Tinggal Sjahrir. Namun tragedi lain juga telah menunggu Bung Kecil ini. PSI yang dipimpinnya juga tidak berkembang seperti yang diharapkan. Sjahrir memang jago dalam diplomasi dan dikaruniai intelektual tinggi, namun ia lemah dalam mengumpulkan massa. Program-program yang dibaginya masih terlalu tinggi bagi rakyat kebanyakan.
Dalam pemilu 1955, PSI hanya meraih sedikit suara, kalah jauh dengan PKI dan Masyumi. PSI semakin mendekati ajal, saat salah satu kadernya Soemitro Djojohadikoesoemo yang menjabat menteri keuangan dalam kabinet Boerhanuddin Harahap masuk dalam daftar tangkap karena tuduhan terlibat korupsi yang menyebabkan ia bergabung dengan PRRI/Permesta. Belum lagi tuduhan keterlibatan Sjahrir dalam percobaan pembunuhan di Makasar tahun 1962 dimana iringan Presiden dilempar bom.

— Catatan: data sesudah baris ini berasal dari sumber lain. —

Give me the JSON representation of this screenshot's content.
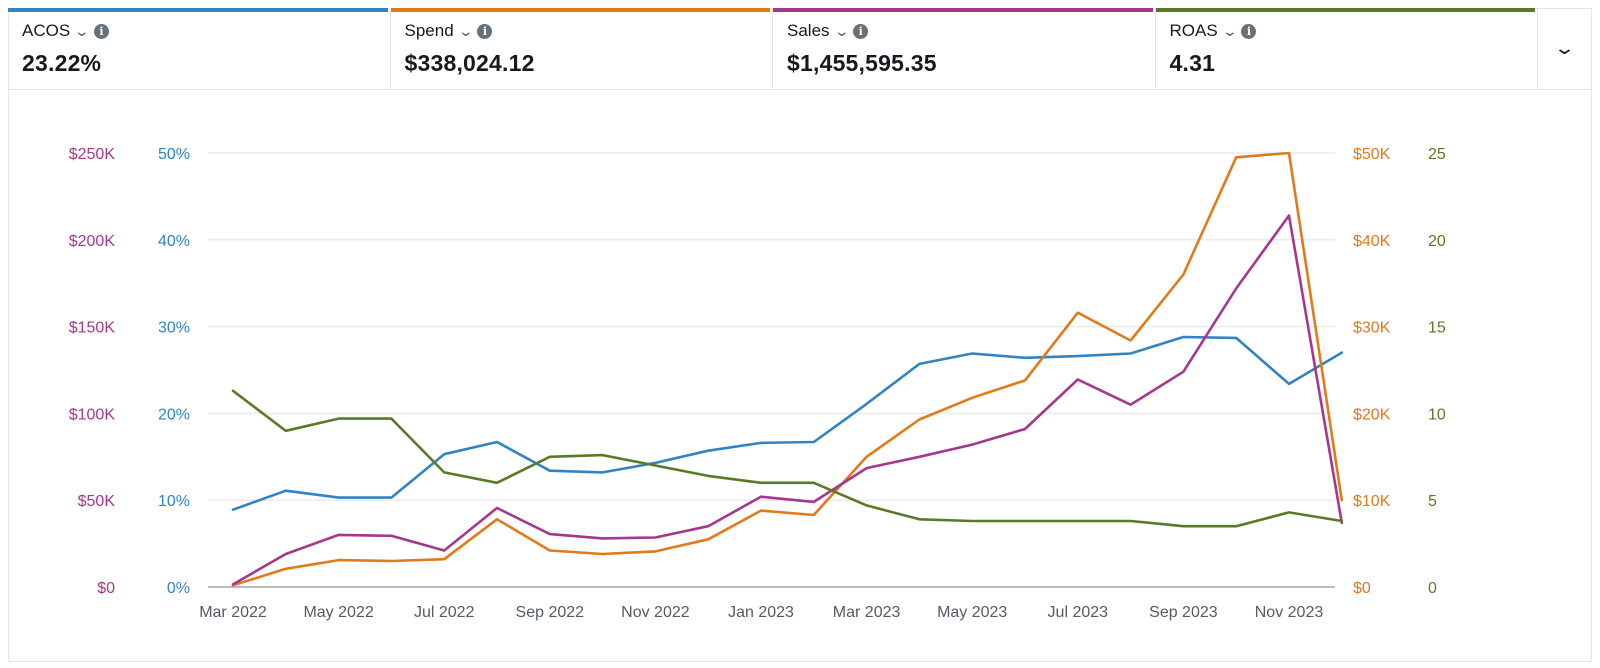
{
  "metrics": [
    {
      "label": "ACOS",
      "value": "23.22%",
      "color": "#3184c2"
    },
    {
      "label": "Spend",
      "value": "$338,024.12",
      "color": "#e07b1a"
    },
    {
      "label": "Sales",
      "value": "$1,455,595.35",
      "color": "#a6378c"
    },
    {
      "label": "ROAS",
      "value": "4.31",
      "color": "#5a7a27"
    }
  ],
  "info_symbol": "i",
  "chart_data": {
    "type": "line",
    "x": [
      "Mar 2022",
      "Apr 2022",
      "May 2022",
      "Jun 2022",
      "Jul 2022",
      "Aug 2022",
      "Sep 2022",
      "Oct 2022",
      "Nov 2022",
      "Dec 2022",
      "Jan 2023",
      "Feb 2023",
      "Mar 2023",
      "Apr 2023",
      "May 2023",
      "Jun 2023",
      "Jul 2023",
      "Aug 2023",
      "Sep 2023",
      "Oct 2023",
      "Nov 2023",
      "Dec 2023"
    ],
    "x_tick_labels": [
      "Mar 2022",
      "May 2022",
      "Jul 2022",
      "Sep 2022",
      "Nov 2022",
      "Jan 2023",
      "Mar 2023",
      "May 2023",
      "Jul 2023",
      "Sep 2023",
      "Nov 2023"
    ],
    "axes": {
      "sales": {
        "side": "left-outer",
        "ticks": [
          "$250K",
          "$200K",
          "$150K",
          "$100K",
          "$50K",
          "$0"
        ],
        "range": [
          0,
          250000
        ],
        "color": "#a6378c"
      },
      "acos": {
        "side": "left-inner",
        "ticks": [
          "50%",
          "40%",
          "30%",
          "20%",
          "10%",
          "0%"
        ],
        "range": [
          0,
          50
        ],
        "color": "#3184c2"
      },
      "spend": {
        "side": "right-inner",
        "ticks": [
          "$50K",
          "$40K",
          "$30K",
          "$20K",
          "$10K",
          "$0"
        ],
        "range": [
          0,
          50000
        ],
        "color": "#e07b1a"
      },
      "roas": {
        "side": "right-outer",
        "ticks": [
          "25",
          "20",
          "15",
          "10",
          "5",
          "0"
        ],
        "range": [
          0,
          25
        ],
        "color": "#5a7a27"
      }
    },
    "series": [
      {
        "name": "ACOS",
        "axis": "acos",
        "color": "#3184c2",
        "values": [
          8.9,
          11.1,
          10.3,
          10.3,
          15.3,
          16.7,
          13.4,
          13.2,
          14.3,
          15.7,
          16.6,
          16.7,
          21.1,
          25.7,
          26.9,
          26.4,
          26.6,
          26.9,
          28.8,
          28.7,
          23.4,
          27.0
        ]
      },
      {
        "name": "Spend",
        "axis": "spend",
        "color": "#e07b1a",
        "values": [
          200,
          2100,
          3100,
          3000,
          3200,
          7800,
          4200,
          3800,
          4100,
          5500,
          8800,
          8300,
          15000,
          19300,
          21800,
          23800,
          31600,
          28400,
          36000,
          49500,
          50000,
          10000
        ]
      },
      {
        "name": "Sales",
        "axis": "sales",
        "color": "#a6378c",
        "values": [
          1500,
          19000,
          30000,
          29500,
          21000,
          45500,
          30500,
          28000,
          28500,
          35000,
          52000,
          49000,
          68500,
          75000,
          82000,
          91000,
          119500,
          105000,
          124000,
          172000,
          214000,
          37000
        ]
      },
      {
        "name": "ROAS",
        "axis": "roas",
        "color": "#5a7a27",
        "values": [
          11.3,
          9.0,
          9.7,
          9.7,
          6.6,
          6.0,
          7.5,
          7.6,
          7.0,
          6.4,
          6.0,
          6.0,
          4.7,
          3.9,
          3.8,
          3.8,
          3.8,
          3.8,
          3.5,
          3.5,
          4.3,
          3.8
        ]
      }
    ],
    "grid": true
  }
}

Sjahrir ditangkap dan dipenjara sampai kondisinya menurun dan harus berobat ke Swiss dan akhirnya meninggal dalam keadaan stroke di tahun 1966.

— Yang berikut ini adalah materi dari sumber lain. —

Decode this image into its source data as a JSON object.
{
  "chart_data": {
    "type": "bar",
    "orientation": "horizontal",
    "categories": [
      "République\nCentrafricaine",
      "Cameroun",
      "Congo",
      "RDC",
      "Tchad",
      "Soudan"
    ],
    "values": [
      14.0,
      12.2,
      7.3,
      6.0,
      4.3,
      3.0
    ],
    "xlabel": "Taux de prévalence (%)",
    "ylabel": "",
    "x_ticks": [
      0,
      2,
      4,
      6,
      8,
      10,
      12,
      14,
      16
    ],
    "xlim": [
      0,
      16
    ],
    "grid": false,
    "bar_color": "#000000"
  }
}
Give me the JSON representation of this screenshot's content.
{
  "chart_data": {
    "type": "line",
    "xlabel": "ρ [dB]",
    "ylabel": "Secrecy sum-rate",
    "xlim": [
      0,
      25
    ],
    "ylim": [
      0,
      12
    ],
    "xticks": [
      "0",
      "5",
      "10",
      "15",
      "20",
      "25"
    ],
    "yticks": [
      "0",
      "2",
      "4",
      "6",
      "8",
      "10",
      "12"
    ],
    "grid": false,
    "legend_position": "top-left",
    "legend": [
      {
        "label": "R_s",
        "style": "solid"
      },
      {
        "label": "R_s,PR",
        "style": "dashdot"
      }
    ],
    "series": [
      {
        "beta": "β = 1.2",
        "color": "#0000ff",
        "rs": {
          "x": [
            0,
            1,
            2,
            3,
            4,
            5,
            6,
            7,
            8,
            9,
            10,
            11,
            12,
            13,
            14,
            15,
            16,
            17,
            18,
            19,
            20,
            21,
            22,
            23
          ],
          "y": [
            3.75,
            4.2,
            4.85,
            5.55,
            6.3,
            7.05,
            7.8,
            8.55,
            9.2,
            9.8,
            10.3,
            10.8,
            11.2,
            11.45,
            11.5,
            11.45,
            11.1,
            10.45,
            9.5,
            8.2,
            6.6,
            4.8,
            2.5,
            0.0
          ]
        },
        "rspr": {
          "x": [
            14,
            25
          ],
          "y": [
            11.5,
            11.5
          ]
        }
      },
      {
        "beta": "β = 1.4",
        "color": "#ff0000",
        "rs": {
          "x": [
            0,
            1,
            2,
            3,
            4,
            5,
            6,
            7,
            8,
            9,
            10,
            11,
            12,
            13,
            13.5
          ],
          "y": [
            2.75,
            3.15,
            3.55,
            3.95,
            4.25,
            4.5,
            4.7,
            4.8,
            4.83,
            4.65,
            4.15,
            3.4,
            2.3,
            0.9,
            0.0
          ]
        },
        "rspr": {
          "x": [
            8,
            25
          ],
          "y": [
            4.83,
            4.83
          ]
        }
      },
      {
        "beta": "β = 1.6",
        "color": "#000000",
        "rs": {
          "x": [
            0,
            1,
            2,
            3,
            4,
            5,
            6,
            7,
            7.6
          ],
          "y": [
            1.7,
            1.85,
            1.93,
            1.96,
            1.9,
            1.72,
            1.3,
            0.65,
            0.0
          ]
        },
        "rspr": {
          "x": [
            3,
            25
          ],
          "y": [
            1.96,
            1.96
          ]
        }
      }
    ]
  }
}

PKI sepeninggal Amir dan Muso di tahun 1948 tetap berkibar sampai peristiwa 1965 dan menjadi partai terlarang setelah itu. Sementara PSI dimatikan tahun 1960. Ajaran komunisme dilarang keras sementara ajaran-ajaran sosialisme yang ditularkan oleh Sjahrir dan pentolan PSI lainnya ternyata tetap meruak melalui kader-kadernya yang sedikit itu.

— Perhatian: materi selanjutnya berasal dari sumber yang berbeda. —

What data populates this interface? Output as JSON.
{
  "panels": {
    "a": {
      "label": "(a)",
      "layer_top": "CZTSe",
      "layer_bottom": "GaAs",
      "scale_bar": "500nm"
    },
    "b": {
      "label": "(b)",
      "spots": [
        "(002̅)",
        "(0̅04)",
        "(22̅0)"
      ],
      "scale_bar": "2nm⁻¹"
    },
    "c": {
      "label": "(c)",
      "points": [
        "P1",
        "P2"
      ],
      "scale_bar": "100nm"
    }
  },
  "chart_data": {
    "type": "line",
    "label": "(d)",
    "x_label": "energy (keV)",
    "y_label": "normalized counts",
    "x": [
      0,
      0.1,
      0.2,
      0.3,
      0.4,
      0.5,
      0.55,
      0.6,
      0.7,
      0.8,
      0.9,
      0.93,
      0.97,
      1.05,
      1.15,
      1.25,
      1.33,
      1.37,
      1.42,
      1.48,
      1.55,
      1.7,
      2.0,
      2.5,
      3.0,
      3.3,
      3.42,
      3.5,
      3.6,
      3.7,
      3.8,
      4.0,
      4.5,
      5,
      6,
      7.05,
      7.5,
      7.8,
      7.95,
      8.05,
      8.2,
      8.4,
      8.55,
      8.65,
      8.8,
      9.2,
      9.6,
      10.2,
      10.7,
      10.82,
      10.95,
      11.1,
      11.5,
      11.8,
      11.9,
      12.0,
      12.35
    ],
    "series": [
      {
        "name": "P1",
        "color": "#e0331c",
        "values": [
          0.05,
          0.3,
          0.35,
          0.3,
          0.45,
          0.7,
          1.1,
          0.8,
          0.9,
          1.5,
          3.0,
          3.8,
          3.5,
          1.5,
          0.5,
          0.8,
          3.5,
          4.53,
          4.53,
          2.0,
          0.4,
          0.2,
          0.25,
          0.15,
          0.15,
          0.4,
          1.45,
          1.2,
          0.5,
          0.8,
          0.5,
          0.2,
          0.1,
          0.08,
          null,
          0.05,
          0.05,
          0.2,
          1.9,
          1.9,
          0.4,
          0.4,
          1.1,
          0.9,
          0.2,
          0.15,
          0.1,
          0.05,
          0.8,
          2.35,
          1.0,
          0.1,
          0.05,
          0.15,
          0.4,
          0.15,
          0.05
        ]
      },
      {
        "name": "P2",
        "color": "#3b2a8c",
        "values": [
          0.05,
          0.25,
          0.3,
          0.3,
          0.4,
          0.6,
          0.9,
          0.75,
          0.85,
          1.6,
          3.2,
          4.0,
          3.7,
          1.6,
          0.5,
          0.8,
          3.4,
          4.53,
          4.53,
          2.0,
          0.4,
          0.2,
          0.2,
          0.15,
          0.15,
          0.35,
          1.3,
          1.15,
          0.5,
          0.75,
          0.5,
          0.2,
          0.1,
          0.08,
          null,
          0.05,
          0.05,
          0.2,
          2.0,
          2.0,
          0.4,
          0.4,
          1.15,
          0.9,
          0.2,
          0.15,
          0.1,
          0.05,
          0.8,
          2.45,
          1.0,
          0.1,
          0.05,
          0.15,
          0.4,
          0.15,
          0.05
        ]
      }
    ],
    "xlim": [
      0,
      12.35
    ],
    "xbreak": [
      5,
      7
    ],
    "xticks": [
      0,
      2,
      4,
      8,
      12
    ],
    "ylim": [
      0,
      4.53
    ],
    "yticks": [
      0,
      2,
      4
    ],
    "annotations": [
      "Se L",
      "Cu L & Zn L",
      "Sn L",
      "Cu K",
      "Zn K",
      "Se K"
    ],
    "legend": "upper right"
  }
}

Tercatat ekonom Sarbini dan Soedjatmoko tetap berpegang pada ajaran sosialis ala PSI. PSI boleh mati sebagai partai namun simpatisannya ternyata tidak putus dan mewarnai perjalanan pemerintahan berikutnya. Sementara ajaran komunis yang semula berkembang masif dianggap berbahaya dan seiring pergerakan jaman dianggap usang dan akhirnya meranggas dengan sendirinya.
Di atas itu semua kita pun mahfum bahwa revolusi tak segan menelan anaknya sendiri. Amir dan Sjahrir, anak-anak yang hidup dalam naungan sayap revolusi telah membuktikannya.
Mengenang kedua tokoh terutama Amir Sjarifoeddin sama halnya dengan merayakan kesendirian para Bapak bangsa tersebut dalam menjemput takdir mereka. Sampai sekarang pun keterkucilan itu masih tetap melingkupi nama keduanya.
REFERENSI
- Orang Orang Di Persimpangan Kiri Jalan (Soe Hok Gie)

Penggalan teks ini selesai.